Criminal justice major Christopher Ubeda got down on one knee and presented a ring to now-fiancée Jacqueline Mendoza right after she received her diploma and shook hands with FIU President Mark B. Rosenberg.

It was a complete surprise.

“I wanted to do this proposal,” Ubeda said. “I thought, what can I do to propose to this beautiful girl on the biggest stage possible?”

The couple met at their church, so he thought of proposing there. But, when he realized the two would be graduating together, he decided FIU – the place where the two of them had come to achieve their goals – would be perfect.
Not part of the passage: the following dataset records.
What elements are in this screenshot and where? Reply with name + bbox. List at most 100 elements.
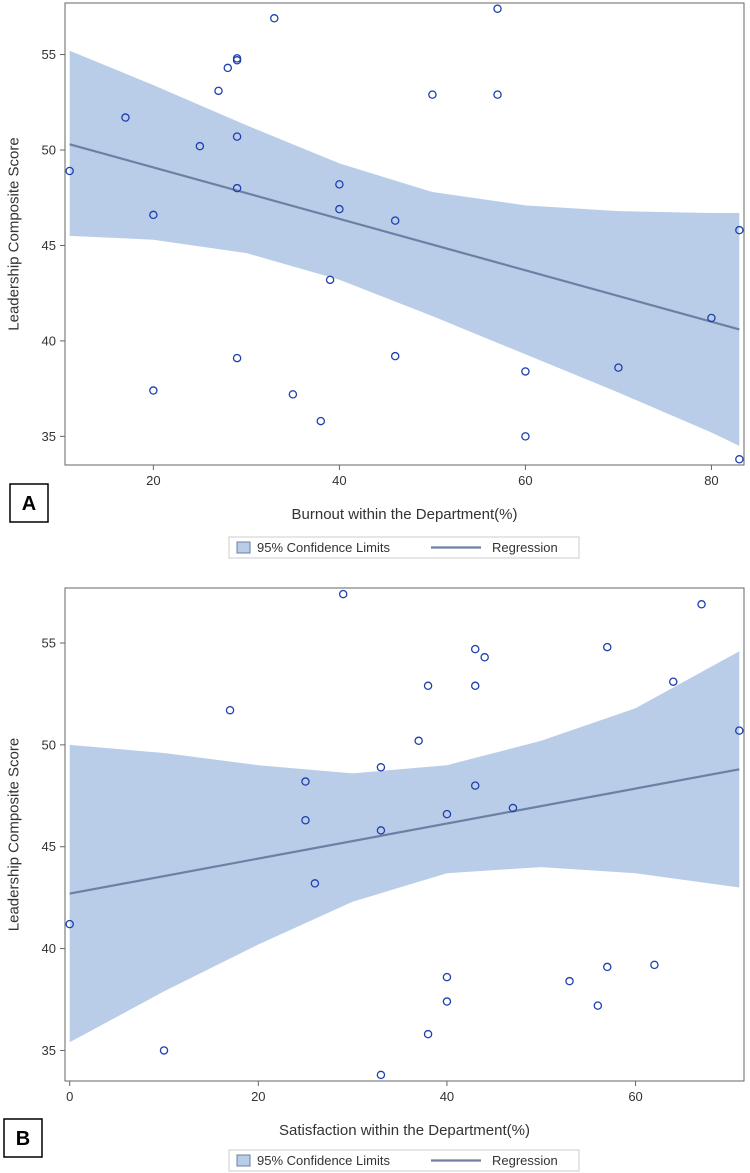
x-axis-label: Satisfaction within the Department(%): [279, 1122, 530, 1139]
data-point: [376, 826, 386, 835]
panel-a: 20 40 60 80 35 40 45 50 55 Burnout within the Dep…: [6, 2, 745, 559]
data-point: [735, 726, 744, 735]
panel-letter-box: [3, 1118, 43, 1158]
data-point: [650, 960, 659, 970]
legend-band-swatch: [236, 541, 251, 554]
panel-letter: A: [22, 493, 36, 515]
x-tick-label: 0: [66, 1089, 73, 1104]
data-point: [376, 763, 386, 772]
data-point: [470, 781, 480, 790]
data-point: [325, 275, 335, 285]
legend-line-label: Regression: [492, 540, 558, 555]
data-point: [614, 363, 623, 372]
data-point: [121, 113, 130, 122]
regression-line: [69, 768, 740, 895]
data-point: [480, 653, 489, 662]
regression-line: [69, 143, 740, 331]
legend-band-label: 95% Confidence Limits: [257, 540, 390, 555]
y-tick-label: 35: [42, 1043, 56, 1058]
data-point: [149, 210, 158, 220]
data-point: [428, 90, 437, 99]
y-tick-label: 45: [42, 238, 56, 253]
y-tick-label: 40: [42, 941, 56, 956]
legend-band-label: 95% Confidence Limits: [257, 1153, 390, 1168]
data-point: [223, 63, 233, 73]
data-point: [390, 216, 400, 225]
legend-band-swatch: [236, 1154, 251, 1167]
confidence-band: [69, 651, 740, 1043]
legend-line-label: Regression: [492, 1153, 558, 1168]
data-point: [493, 90, 502, 99]
x-tick-label: 40: [332, 473, 346, 488]
data-point: [521, 432, 530, 441]
data-point: [442, 972, 452, 982]
data-point: [301, 815, 310, 825]
data-point: [521, 367, 530, 376]
y-tick-label: 40: [42, 333, 56, 348]
legend: 95% Confidence Limits Regression: [228, 536, 580, 559]
x-axis-label: Burnout within the Department(%): [292, 506, 518, 523]
y-tick-label: 50: [42, 737, 56, 752]
data-point: [603, 962, 612, 972]
data-point: [232, 183, 242, 193]
plot-frame: [64, 587, 745, 1082]
plot-frame: [64, 2, 745, 466]
legend: 95% Confidence Limits Regression: [228, 1149, 580, 1172]
x-tick-label: 80: [704, 473, 718, 488]
x-tick-label: 40: [440, 1089, 454, 1104]
data-point: [735, 225, 744, 235]
y-tick-label: 55: [42, 47, 56, 62]
data-point: [470, 681, 480, 691]
data-point: [232, 54, 242, 63]
data-point: [735, 455, 744, 464]
data-point: [493, 4, 502, 13]
data-point: [335, 204, 344, 214]
data-point: [338, 589, 348, 599]
y-tick-label: 50: [42, 143, 56, 158]
panel-b: 0 20 40 60 35 40 45 50 55 Satisfaction within the…: [3, 587, 745, 1172]
x-tick-label: 20: [146, 473, 160, 488]
x-tick-label: 20: [251, 1089, 265, 1104]
data-point: [593, 1001, 603, 1010]
y-axis-label: Leadership Composite Score: [6, 738, 23, 931]
x-tick-label: 60: [628, 1089, 642, 1104]
data-point: [390, 351, 400, 361]
data-point: [310, 879, 320, 888]
legend-box: [228, 1149, 580, 1172]
legend-box: [228, 536, 580, 559]
y-tick-label: 55: [42, 636, 56, 651]
y-tick-label: 45: [42, 839, 56, 854]
data-point: [195, 141, 205, 151]
confidence-band: [69, 50, 740, 446]
data-point: [414, 736, 423, 746]
data-point: [316, 416, 326, 426]
data-point: [65, 166, 74, 176]
data-point: [232, 353, 242, 363]
data-point: [565, 976, 574, 986]
data-point: [214, 86, 223, 96]
panel-letter: B: [16, 1128, 30, 1150]
data-point: [423, 681, 433, 691]
data-point: [270, 14, 279, 23]
data-point: [697, 600, 706, 609]
data-point: [159, 1046, 169, 1055]
data-point: [225, 705, 235, 715]
panel-letter-box: [9, 483, 49, 523]
data-point: [301, 777, 310, 786]
data-point: [423, 1029, 433, 1039]
y-tick-label: 35: [42, 429, 56, 444]
data-point: [603, 642, 612, 652]
y-axis-label: Leadership Composite Score: [6, 137, 23, 330]
data-point: [707, 313, 716, 323]
data-point: [508, 803, 518, 813]
data-point: [149, 386, 158, 395]
data-point: [288, 390, 298, 399]
data-point: [232, 132, 242, 141]
data-point: [442, 809, 452, 819]
x-tick-label: 60: [518, 473, 532, 488]
data-point: [470, 644, 480, 654]
data-point: [335, 180, 344, 189]
data-point: [669, 677, 678, 686]
data-point: [65, 919, 74, 929]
Mendoza said it was her dream to graduate during the same ceremony as Ubeda. Since she started her studies at FIU after he did, Mendoza took more classes at a time to be able to make it to commencement the same semester.

By a stroke of luck – or fate – Mendoza, a health services administration major, ended up attending the Green School commencement ceremony. She thought the situation was already perfect. Until of course Ubeda proposed, and the entire experience got even better.

Mendoza and Ubeda said the setting was just right. The two, both first-generation students, are proud to be Panthers and start their engagement right where they earned their degrees.

“FIU gave us the tools to achieve the American dream,” Ubeda explained. “FIU gives a chance to students who chase their dreams. [With this proposal,] I wanted to give back to FIU. I wanted to show the world that this was my biggest day.”

Ubeda added that the Department of Criminology and Criminal Justice and the Green School were crucial for his journey at FIU.

“The Department of Criminology and Criminal Justice helped me find my passion. It taught me discipline and that there's a justice system out there, and it needs dedicated people to make a positive change.”

Mendoza said the couple's time as students helped them grow closer together.

During their time at the university, they spent hours studying together, learning about each other's majors and supporting each other, she explained.

“FIU for me felt like home,” Mendoza said. “Even when I was overwhelmed, there was always help. It's a unique school. I learned so much from FIU.”

The couple plans to come back to the university for future master's degrees and to stay involved as alumni.

The pair thank God for their blessings and ultimately credit their faith for their successes.

“Our faith has brought us to where we are today,” Mendoza said. “We believe in each other and have always been there for each other. Everything is possible, if you put God first and have each other.”